Le célèbre exilé se trouve dans la banlieue de Grenoble à Domène de mai 1934 à juin 1935 : le gouvernement français avait autorisé sa résidence dans cette région assortie de conditions drastiques, en particulier interdiction lui avait été signifiée de ne pas intervenir dans la politique intérieure. La période 1925-1935 voit l’offensive des planistes ou néo-socialistes dans l’internationale socialiste et dans la confédération CGT réformiste dirigée par Léon Jouhaux.
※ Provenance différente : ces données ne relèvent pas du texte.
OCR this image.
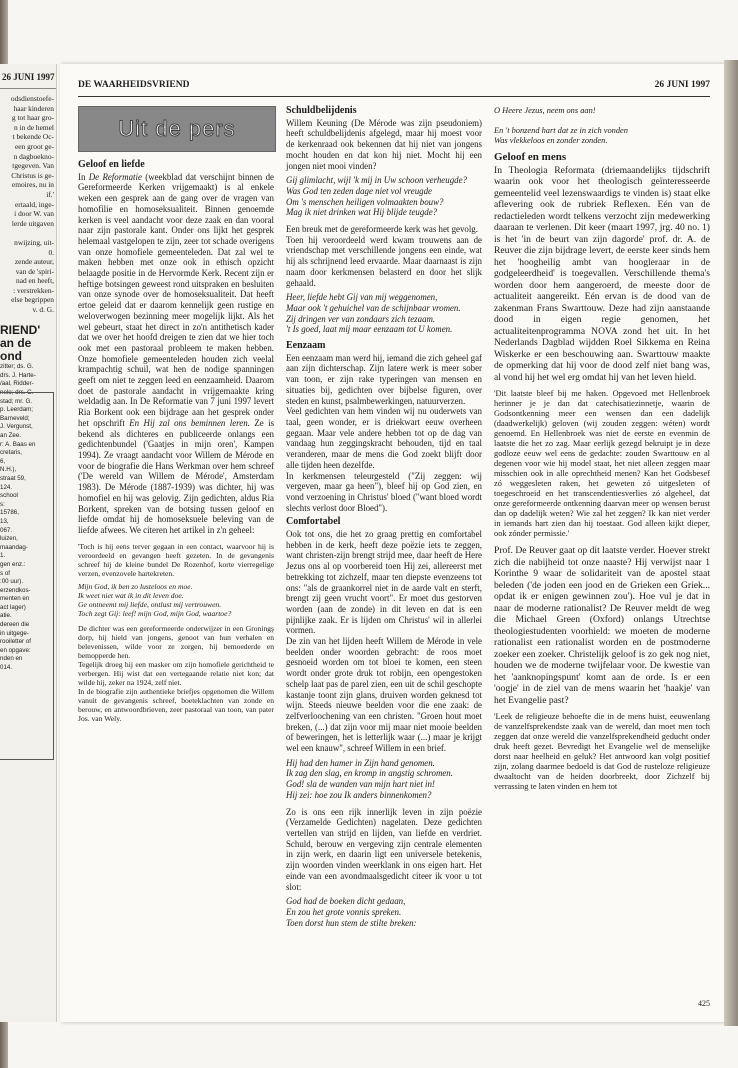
26 JUNI 1997

odsdienstoefe-

haar kinderen

g tot haar gro-

n in de hemel

t bekende Oc-

een groot ge-

n dagboekno-

tgegeven. Van

Christus is ge-

emoires, nu in

if.'

ertaald, inge-

i door W. van

lerde uitgaven

nwijzing, uit-

0.

zende auteur,

van de 'spiri-

nad en heeft,

: verstrekken-

else begrippen

v. d. G.

RIEND'

an de

ond

zitter; ds. G.

drs. J. Harte-

/aal, Ridder-

nelo; drs. C.

stad; mr. G.

p. Leerdam;

Barneveld;

J. Vergunst,

an Zee.

r: A. Baas en

cretaris,

6,

N.H.),

straat 59,

124.

school

s:

15786,

13,

067.

luizen,

maandag-

1.

gen enz.:

s of

:00 uur).

erzendkos-

menten en

act lager)

atie.

dereen die

in uitgege-

rooiletter of

en opgave:

nden en

014.

DE WAARHEIDSVRIEND	26 JUNI 1997
Uit de pers
Geloof en liefde

In De Reformatie (weekblad dat verschijnt binnen de Gereformeerde Kerken vrijgemaakt) is al enkele weken een gesprek aan de gang over de vragen van homofilie en homoseksualiteit. Binnen genoemde kerken is veel aandacht voor deze zaak en dan vooral naar zijn pastorale kant. Onder ons lijkt het gesprek helemaal vastgelopen te zijn, zeer tot schade overigens van onze homofiele gemeenteleden. Dat zal wel te maken hebben met onze ook in ethisch opzicht belaagde positie in de Hervormde Kerk. Recent zijn er heftige botsingen geweest rond uitspraken en besluiten van onze synode over de homoseksualiteit. Dat heeft ertoe geleid dat er daarom kennelijk geen rustige en weloverwogen bezinning meer mogelijk lijkt. Als het wel gebeurt, staat het direct in zo'n antithetisch kader dat we over het hoofd dreigen te zien dat we hier toch ook met een pastoraal probleem te maken hebben. Onze homofiele gemeenteleden houden zich veelal krampachtig schuil, wat hen de nodige spanningen geeft om niet te zeggen leed en eenzaamheid. Daarom doet de pastorale aandacht in vrijgemaakte kring weldadig aan. In De Reformatie van 7 juni 1997 levert Ria Borkent ook een bijdrage aan het gesprek onder het opschrift En Hij zal ons beminnen leren. Ze is bekend als dichteres en publiceerde onlangs een gedichtenbundel ('Gaatjes in mijn oren', Kampen 1994). Ze vraagt aandacht voor Willem de Mérode en voor de biografie die Hans Werkman over hem schreef ('De wereld van Willem de Mérode', Amsterdam 1983). De Mérode (1887-1939) was dichter, hij was homofiel en hij was gelovig. Zijn gedichten, aldus Ria Borkent, spreken van de botsing tussen geloof en liefde omdat hij de homoseksuele beleving van de liefde afwees. We citeren het artikel in z'n geheel:

'Toch is hij eens terver gegaan in een contact, waarvoor hij is veroordeeld en gevangen heeft gezeten. In de gevangenis schreef hij de kleine bundel De Rozenhof, korte vierregelige verzen, evenzovele hartekreten.

Mijn God, ik ben zo lusteloos en moe.
Ik weet niet wat ik in dit leven doe.
Ge ontneemt mij liefde, ontlust mij vertrouwen.
Toch zegt Gij: leef! mijn God, mijn God, waartoe?

De dichter was een gereformeerde onderwijzer in een Groningş dorp, hij hield van jongens, genoot van hun verhalen en belevenissen, wilde voor ze zorgen, hij bemoederde en bemopperde hen.

Tegelijk droeg hij een masker om zijn homofiele gerichtheid te verbergen. Hij wist dat een vertegaande relatie niet kon; dat wilde hij, zeker na 1924, zelf niet.

In de biografie zijn authentieke briefjes opgenomen die Willem vanuit de gevangenis schreef, boeteklachten van zonde en berouw, en antwoordbrieven, zeer pastoraal van toon, van pater Jos. van Wely.

Schuldbelijdenis

Willem Keuning (De Mérode was zijn pseudoniem) heeft schuldbelijdenis afgelegd, maar hij moest voor de kerkenraad ook bekennen dat hij niet van jongens mocht houden en dat kon hij niet. Mocht hij een jongen niet mooi vinden?

Gij glimlacht, wijl 'k mij in Uw schoon verheugde?
Was God ten zeden dage niet vol vreugde
Om 's menschen heiligen volmaakten bouw?
Mag ik niet drinken wat Hij blijde teugde?

Een breuk met de gereformeerde kerk was het gevolg.

Toen hij veroordeeld werd kwam trouwens aan de vriendschap met verschillende jongens een einde, wat hij als schrijnend leed ervaarde. Maar daarnaast is zijn naam door kerkmensen belasterd en door het slijk gehaald.

Heer, liefde hebt Gij van mij weggenomen,
Maar ook 't gehuichel van de schijnbaar vromen.
Zij dringen ver van zondaars zich tezaam.
't Is goed, laat mij maar eenzaam tot U komen.
Eenzaam

Een eenzaam man werd hij, iemand die zich geheel gaf aan zijn dichterschap. Zijn latere werk is meer sober van toon, er zijn rake typeringen van mensen en situaties bij, gedichten over bijbelse figuren, over steden en kunst, psalmbewerkingen, natuurverzen.

Veel gedichten van hem vinden wij nu ouderwets van taal, geen wonder, er is driekwart eeuw overheen gegaan. Maar vele andere hebben tot op de dag van vandaag hun zeggingskracht behouden, tijd en taal veranderen, maar de mens die God zoekt blijft door alle tijden heen dezelfde.

In kerkmensen teleurgesteld ("Zij zeggen: wij vergeven, maar ga heen"), bleef hij op God zien, en vond verzoening in Christus' bloed ("want bloed wordt slechts verlost door Bloed").

Comfortabel

Ook tot ons, die het zo graag prettig en comfortabel hebben in de kerk, heeft deze poëzie iets te zeggen, want christen-zijn brengt strijd mee, daar heeft de Here Jezus ons al op voorbereid toen Hij zei, allereerst met betrekking tot zichzelf, maar ten diepste evenzeens tot ons: "als de graankorrel niet in de aarde valt en sterft, brengt zij geen vrucht voort". Er moet dus gestorven worden (aan de zonde) in dit leven en dat is een pijnlijke zaak. Er is lijden om Christus' wil in allerlei vormen.

De zin van het lijden heeft Willem de Mérode in vele beelden onder woorden gebracht: de roos moet gesnoeid worden om tot bloei te komen, een steen wordt onder grote druk tot robijn, een opengestoken schelp laat pas de parel zien, een uit de schil geschopte kastanje toont zijn glans, druiven worden geknesd tot wijn. Steeds nieuwe beelden voor die ene zaak: de zelfverloochening van een christen. "Groen hout moet breken, (...) dat zijn voor mij maar niet mooie beelden of beweringen, het is letterlijk waar (...) maar je krijgt wel een knauw", schreef Willem in een brief.

Hij had den hamer in Zijn hand genomen.
Ik zag den slag, en kromp in angstig schromen.
God! sla de wanden van mijn hart niet in!
Hij zei: hoe zou Ik anders binnenkomen?

Zo is ons een rijk innerlijk leven in zijn poëzie (Verzamelde Gedichten) nagelaten. Deze gedichten vertellen van strijd en lijden, van liefde en verdriet. Schuld, berouw en vergeving zijn centrale elementen in zijn werk, en daarin ligt een universele betekenis, zijn woorden vinden weerklank in ons eigen hart. Het einde van een avondmaalsgedicht citeer ik voor u tot slot:

God had de boeken dicht gedaan,
En zou het grote vonnis spreken.
Toen dorst hun stem de stilte breken:
O Heere Jezus, neem ons aan!

En 't bonzend hart dat ze in zich vonden
Was vlekkeloos en zonder zonden.
Geloof en mens

In Theologia Reformata (driemaandelijks tijdschrift waarin ook voor het theologisch geïnteresseerde gemeentelid veel lezenswaardigs te vinden is) staat elke aflevering ook de rubriek Reflexen. Eén van de redactieleden wordt telkens verzocht zijn medewerking daaraan te verlenen. Dit keer (maart 1997, jrg. 40 no. 1) is het 'in de beurt van zijn dagorde' prof. dr. A. de Reuver die zijn bijdrage levert, de eerste keer sinds hem het 'hoogheilig ambt van hoogleraar in de godgeleerdheid' is toegevallen. Verschillende thema's worden door hem aangeroerd, de meeste door de actualiteit aangereikt. Eén ervan is de dood van de zakenman Frans Swarttouw. Deze had zijn aanstaande dood in eigen regie genomen, het actualiteitenprogramma NOVA zond het uit. In het Nederlands Dagblad wijdden Roel Sikkema en Reina Wiskerke er een beschouwing aan. Swarttouw maakte de opmerking dat hij voor de dood zelf niet bang was, al vond hij het wel erg omdat hij van het leven hield.

'Dit laatste bleef bij me haken. Opgevoed met Hellenbroek herinner je je dan dat catechisatiezinnetje, waarin de Godsontkenning meer een wensen dan een dadelijk (daadwerkelijk) geloven (wij zouden zeggen: wéten) wordt genoemd. En Hellenbroek was niet de eerste en evenmin de laatste die het zo zag. Maar eerlijk gezegd bekruipt je in deze godloze eeuw wel eens de gedachte: zouden Swarttouw en al degenen voor wie hij model staat, het niet alleen zeggen maar misschien ook in alle oprechtheid menen? Kan het Godsbesef zó weggesleten raken, het geweten zó uitgesleten of toegeschroeid en het transcendentiesverlies zó algeheel, dat onze gereformeerde ontkenning daarvan meer op wensen berust dan op dadelijk weten? Wie zal het zeggen? Ik kan niet verder in iemands hart zien dan hij toestaat. God alleen kijkt dieper, ook zónder permissie.'

Prof. De Reuver gaat op dit laatste verder. Hoever strekt zich die nabijheid tot onze naaste? Hij verwijst naar 1 Korinthe 9 waar de solidariteit van de apostel staat beleden ('de joden een jood en de Grieken een Griek... opdat ik er enigen gewinnen zou'). Hoe vul je dat in naar de moderne rationalist? De Reuver meldt de weg die Michael Green (Oxford) onlangs Utrechtse theologiestudenten voorhield: we moeten de moderne rationalist een rationalist worden en de postmoderne zoeker een zoeker. Christelijk geloof is zo gek nog niet, houden we de moderne twijfelaar voor. De kwestie van het 'aanknopingspunt' komt aan de orde. Is er een 'oogje' in de ziel van de mens waarin het 'haakje' van het Evangelie past?

'Leek de religieuze behoefte die in de mens huist, eeuwenlang de vanzelfsprekendste zaak van de wereld, dan moet men toch zeggen dat onze wereld die vanzelfsprekendheid geducht onder druk heeft gezet. Bevredigt het Evangelie wel de menselijke dorst naar heelheid en geluk? Het antwoord kan volgt positief zijn, zolang daarmee bedoeld is dat God de rusteloze religieuze dwaaltocht van de heiden doorbreekt, door Zichzelf bij verrassing te laten vinden en hem tot

425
Un jeune enseignant, Alexis Bardin, militant de la SFIO et de la CGT, va sous la direction très pédagogique de Trotsky, intervenir dans le congrès national de la confédération, pour démontrer que le syndicalisme doit s’écarter du projet d’association capital-travail. Un certain nombre de cadres du mouvement ouvrier sombreront quelques années plus tard dans la Charte du Travail, dont le corpus idéologique n’était que l’application des positions planistes. Un extrait de l’intervention d’Alexis Bardin :

« Pour que la nationalisation s’opère, non pas bureaucratiquement, mais révolutionnairement, il faut que les ouvriers y participent à chaque étape. Il faut qu’ils s’y préparent dès maintenant. Il faut qu’ils interviennent dès maintenant dans la gestion de l’industrie et de l’économie tout entière sous la forme du contrôle ouvrier en commençant par leur usine. Le Plan, qui envisage ce contrôle sous la forme de collaboration de classes, en mettant la représentation ouvrière en minorité devant la bourgeoisie (voir conseils d’industrie), prescrit par surcroît que le délégué de chaque catégorie de producteurs doit être nommé par l’ « organisation professionnelle ». Nous ne pouvons pas nous faire à cette proposition… »

Sous la pression du mouvement qui débouchera quelques mois plus tard sur la grève de juin 1936, la direction réformiste de Jouhaux abandonnera l’orientation planiste et s’orientera sur la réunification avec la CGTU. Confrontation hélas très actuelle car on retrouve dans le planisme des thématiques que les actuels partisans du populisme dit de « gauche » reprennent à leur compte.